According to The Modern Language Bible, those Israelites would say: “Keep your distance, come not near me, for I am holier than you.” Just think of it. They were engaging in false, idolatrous worship. They would sit among burial places, which in itself would make them unclean. (Num. 19:14-16) Their purpose in doing so likely was to communicate with the dead—something that God viewed as detestable. (Deut. 18:10-12; Isa. 8:19-22) Moreover, they were eating swine’s flesh, another thing directly contrary to the written law of God then in force. (Deut. 14:7, 8) Nevertheless, their religious activities made them feel “holier” than others, so much so that they wished fellow Israelites to keep their distance so as not to contract sanctity. According to the Bible, even persons who practice true worship can fall prey to self-righteousness and a negative viewpoint of others.—1 Cor. 4:6.
NOT FINDING FAULT
Do you recognize in yourself a tendency to be overly critical of others? What can aid you to overcome that inclination? First of all, bear in mind that you, too, have many faults. “You are inexcusable, O man, whoever you are, if you judge,” declared the apostle Paul, “for in the thing in which you judge another, you condemn yourself, inasmuch as you that judge practice the same things.”—Rom. 2:1.

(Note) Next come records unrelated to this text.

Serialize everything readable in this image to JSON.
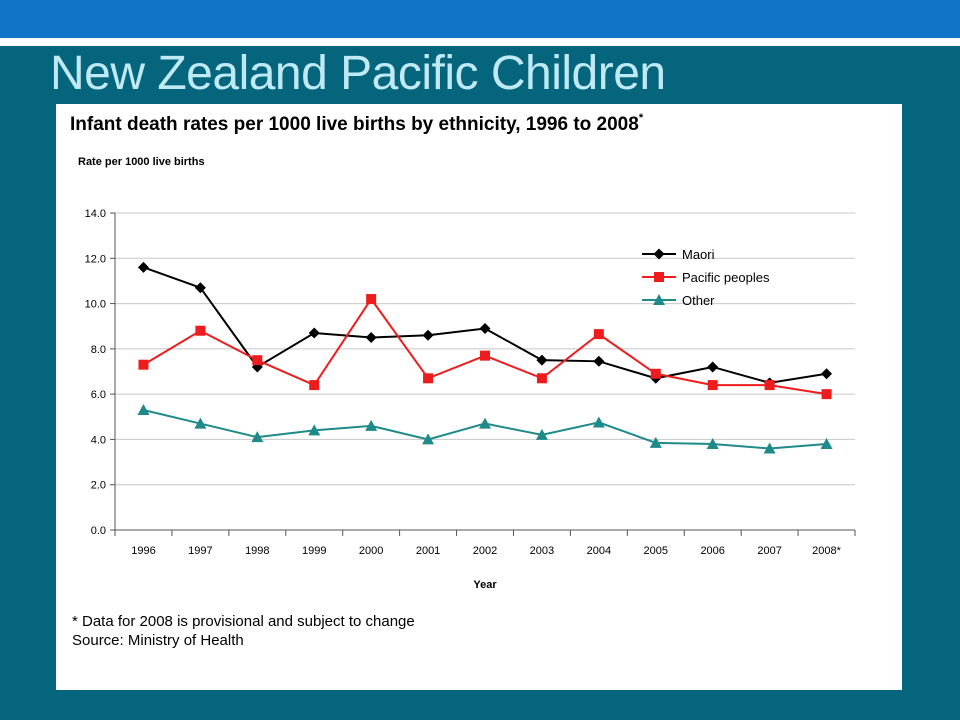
{
  "slide": {
    "title": "New Zealand Pacific Children"
  },
  "colors": {
    "background": "#05657d",
    "topbar": "#1274c7",
    "title_text": "#bfeaf4"
  },
  "chart_data": {
    "type": "line",
    "title": "Infant death rates per 1000 live births by ethnicity, 1996 to 2008",
    "title_marker": "*",
    "ylabel": "Rate per 1000 live births",
    "xlabel": "Year",
    "categories": [
      "1996",
      "1997",
      "1998",
      "1999",
      "2000",
      "2001",
      "2002",
      "2003",
      "2004",
      "2005",
      "2006",
      "2007",
      "2008*"
    ],
    "ylim": [
      0,
      14
    ],
    "yticks": [
      "0.0",
      "2.0",
      "4.0",
      "6.0",
      "8.0",
      "10.0",
      "12.0",
      "14.0"
    ],
    "grid": true,
    "legend_position": "top-right",
    "series": [
      {
        "name": "Maori",
        "color": "#000000",
        "marker": "diamond",
        "values": [
          11.6,
          10.7,
          7.2,
          8.7,
          8.5,
          8.6,
          8.9,
          7.5,
          7.45,
          6.7,
          7.2,
          6.5,
          6.9
        ]
      },
      {
        "name": "Pacific peoples",
        "color": "#ee1c1c",
        "marker": "square",
        "values": [
          7.3,
          8.8,
          7.5,
          6.4,
          10.2,
          6.7,
          7.7,
          6.7,
          8.65,
          6.9,
          6.4,
          6.4,
          6.0
        ]
      },
      {
        "name": "Other",
        "color": "#1f8a8a",
        "marker": "triangle",
        "values": [
          5.3,
          4.7,
          4.1,
          4.4,
          4.6,
          4.0,
          4.7,
          4.2,
          4.75,
          3.85,
          3.8,
          3.6,
          3.8
        ]
      }
    ],
    "footnote": "* Data for 2008 is provisional and subject to change",
    "source": "Source: Ministry of Health"
  }
}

On the positive side, a perfect example of dealing with the faults of others is set by God himself. “Jehovah is merciful and gracious,” writes the psalmist, “slow to anger and abundant in loving-kindness. He will not for all time keep finding fault, neither will he to time indefinite keep resentful. He has not done to us even according to our sins; nor according to our errors has he brought upon us what we deserve.”—Ps. 103:8-10; compare Luke 17:3, 4.

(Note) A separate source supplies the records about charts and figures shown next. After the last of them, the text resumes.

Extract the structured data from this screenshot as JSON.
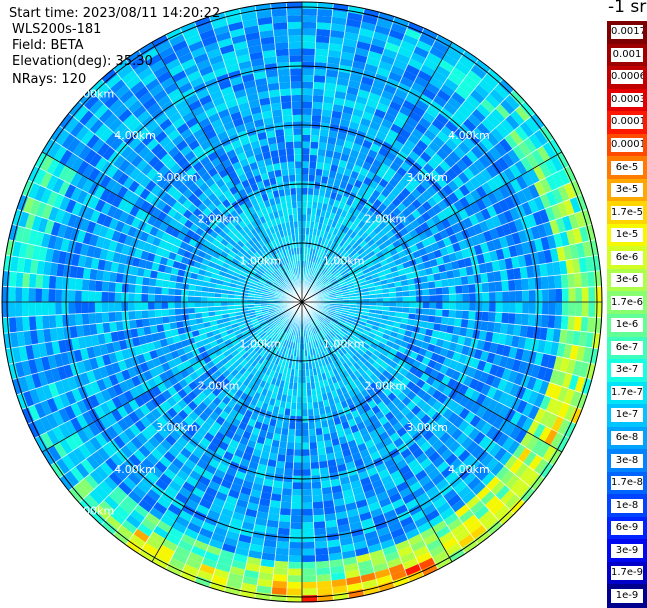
{
  "info": {
    "start_time": "Start time: 2023/08/11 14:20:22",
    "instrument": "WLS200s-181",
    "field": "Field: BETA",
    "elevation": "Elevation(deg): 35.30",
    "nrays": "NRays: 120"
  },
  "range_rings": [
    {
      "label": "1.00km",
      "radius_km": 1.0
    },
    {
      "label": "2.00km",
      "radius_km": 2.0
    },
    {
      "label": "3.00km",
      "radius_km": 3.0
    },
    {
      "label": "4.00km",
      "radius_km": 4.0
    },
    {
      "label": "5.00km",
      "radius_km": 5.0
    }
  ],
  "colorbar": {
    "unit_label": "-1 sr",
    "entries": [
      {
        "label": "0.0017",
        "color": "#7f0000"
      },
      {
        "label": "0.001",
        "color": "#9e0000"
      },
      {
        "label": "0.0006",
        "color": "#c00000"
      },
      {
        "label": "0.0003",
        "color": "#e40000"
      },
      {
        "label": "0.00017",
        "color": "#ff1800"
      },
      {
        "label": "0.0001",
        "color": "#ff4a00"
      },
      {
        "label": "6e-5",
        "color": "#ff7a00"
      },
      {
        "label": "3e-5",
        "color": "#ffa800"
      },
      {
        "label": "1.7e-5",
        "color": "#ffd500"
      },
      {
        "label": "1e-5",
        "color": "#f6f800"
      },
      {
        "label": "6e-6",
        "color": "#d4ff24"
      },
      {
        "label": "3e-6",
        "color": "#aeff4a"
      },
      {
        "label": "1.7e-6",
        "color": "#88ff70"
      },
      {
        "label": "1e-6",
        "color": "#62ff96"
      },
      {
        "label": "6e-7",
        "color": "#3cffbc"
      },
      {
        "label": "3e-7",
        "color": "#16ffe2"
      },
      {
        "label": "1.7e-7",
        "color": "#00e4f8"
      },
      {
        "label": "1e-7",
        "color": "#00c4ff"
      },
      {
        "label": "6e-8",
        "color": "#00a4ff"
      },
      {
        "label": "3e-8",
        "color": "#0084ff"
      },
      {
        "label": "1.7e-8",
        "color": "#0064ff"
      },
      {
        "label": "1e-8",
        "color": "#0044ff"
      },
      {
        "label": "6e-9",
        "color": "#0024ff"
      },
      {
        "label": "3e-9",
        "color": "#0008f0"
      },
      {
        "label": "1.7e-9",
        "color": "#0000c8"
      },
      {
        "label": "1e-9",
        "color": "#00008f"
      }
    ]
  }
}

The Scriptures encourage Christians to imitate Jehovah God’s merciful attitude. “Continue putting up with one another and forgiving one another freely if anyone has a cause for complaint against another.” (Col. 3:13) Note that forgiveness is to be shown even when there is legitimate “cause for complaint.” Indicating the importance of forgiving the faults of others, Jesus stated: “If you forgive men their trespasses, your heavenly Father will also forgive you; whereas if you do not forgive men their trespasses, neither will your Father forgive your trespasses.”—Matt. 6:14, 15.
Since the entire human family inherits sin, all have many faults. But thinking and speaking about the faults of others result only in injured relations with both Jehovah God and one’s fellowman. Rather than imitating God, the person who habitually finds fault with others reflects the spirit of the one whom God’s Word calls “the accuser,” Satan the Devil. (Rev. 12:10) Hence, the next time your conversation centers upon other persons, be determined not to give away a fault.
“But the end of all things has drawn close. Be sound in mind, therefore, and be vigilant with a view to prayers. Above all things, have intense love for one another, because love covers a multitude of sins.”—1 Pet. 4:7, 8.